Diesen Wirkmechanismus deckte man auch bereits vor über 60 Jahren auf. Er ist wissenschaftlich untersucht und belegt. Studien zur Wirksamkeit der Gemmotherapie führten auch die Forscher Rolland, Binsard, Raynaud und Tétau durch.
Am bekanntesten ist die Essenz aus der Schwarzen Johannisbeere (Ribes nigrum). Man bezeichnet sie sogar als sanftes, pflanzliches Kortison. Prof. Mallein vom Lehr- und Forschungsinstitut Lyon entdeckte diese Wirkung.

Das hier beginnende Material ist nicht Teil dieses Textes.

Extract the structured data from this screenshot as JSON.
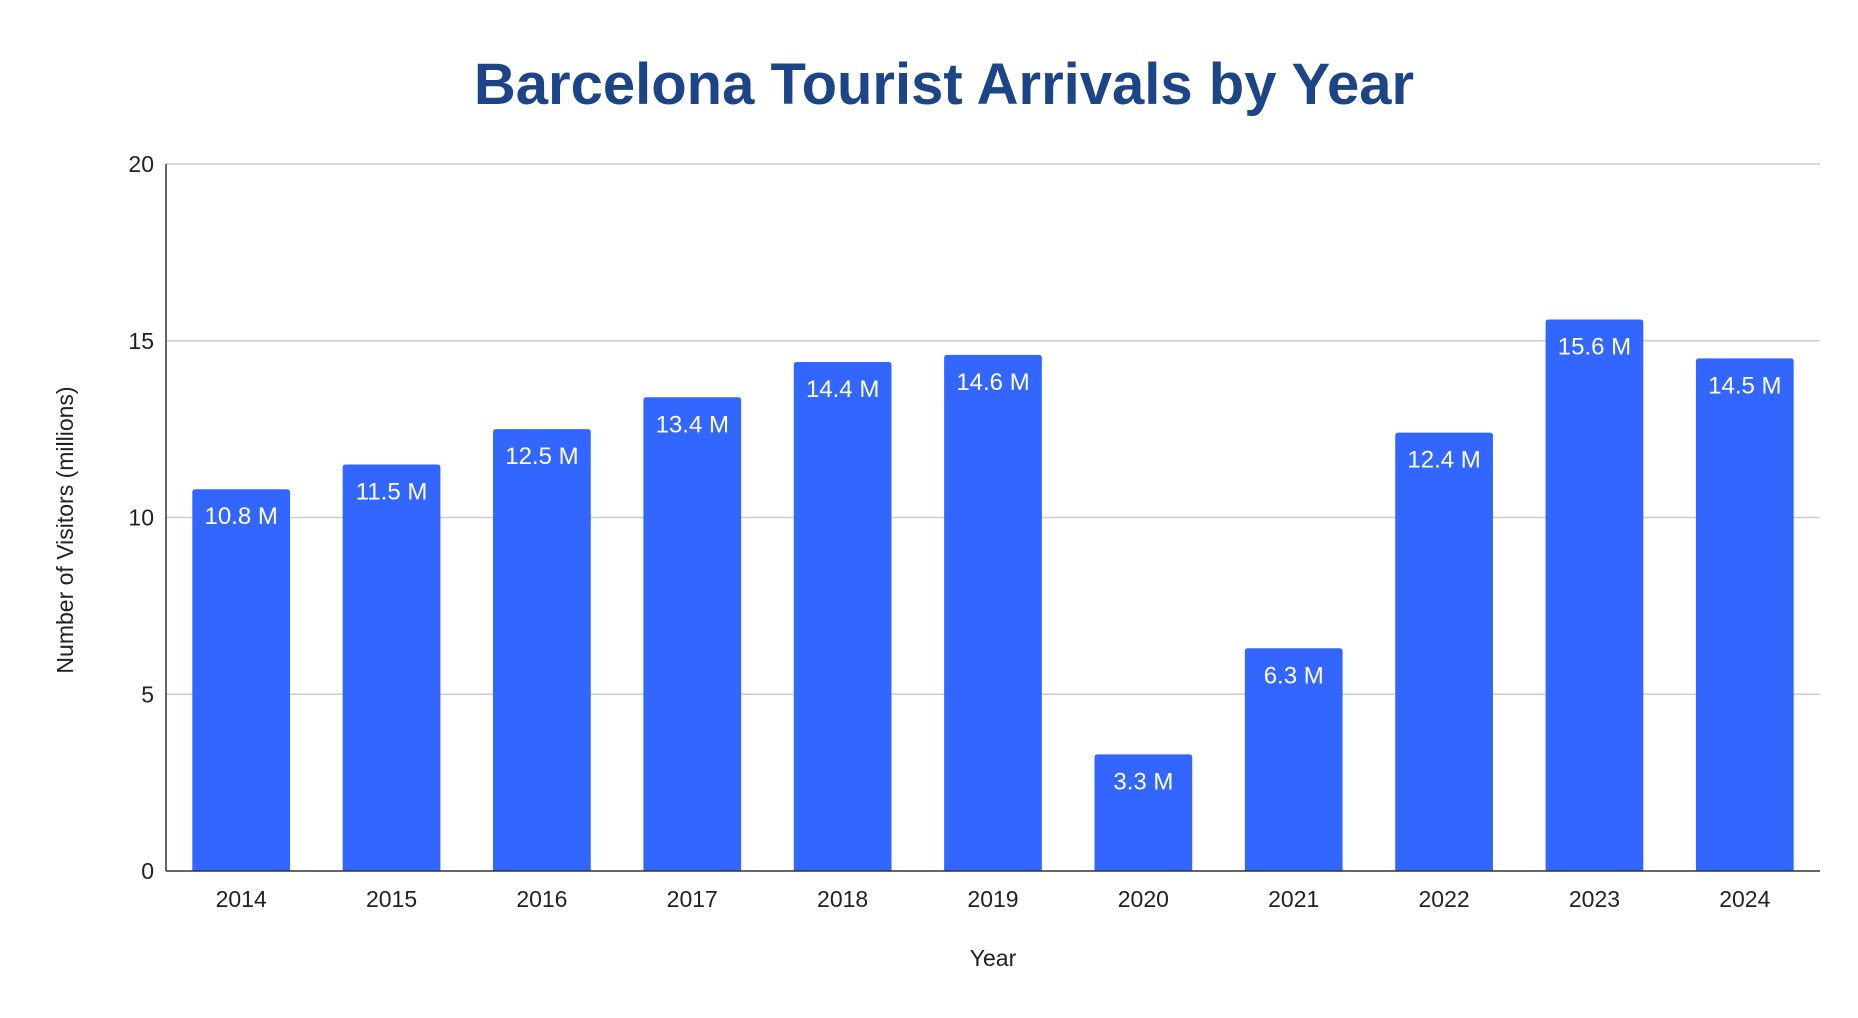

Außerdem werden die Knospen folgender Pflanzen verwendet: Bergföhre, Besenheide, Birke, Brombeere, Edeltanne, Eiche, Gewöhnliche Esche, Esskastanie, Feigenbaum, Feldahorn und -ulme, Hagebutte, Roter Hartriegel, Haselnuss, Heidelbeere, Himbeere, Roter Hornstrauch, Grau Erle, Legföhre, Mammut- und Olivenbaum, Preiselbeere, Rosmarin, Rotbuche, Silberlinde und -birke, Spierling, Wacholder, Walnussbaum, Weißbuche, Weißdorn, Weißtanne, Weinbeere, Wolliger Schneeball.
Gemmomazerate können sehr vielseitig eingesetzt werden. Man nutzt sie sowohl bei akuten als auch chronischen Gesundheitsstörungen wie Schlafstörungen, Magenbrennen, Allergien, Heuschnupfen oder Menstruations- und Wechseljahresbeschwerden. Sie können regulierend, ausleitend, entzündungshemmend, antiallergisch, antirheumatisch, beruhigend, schmerz- und krampfstillend wirken.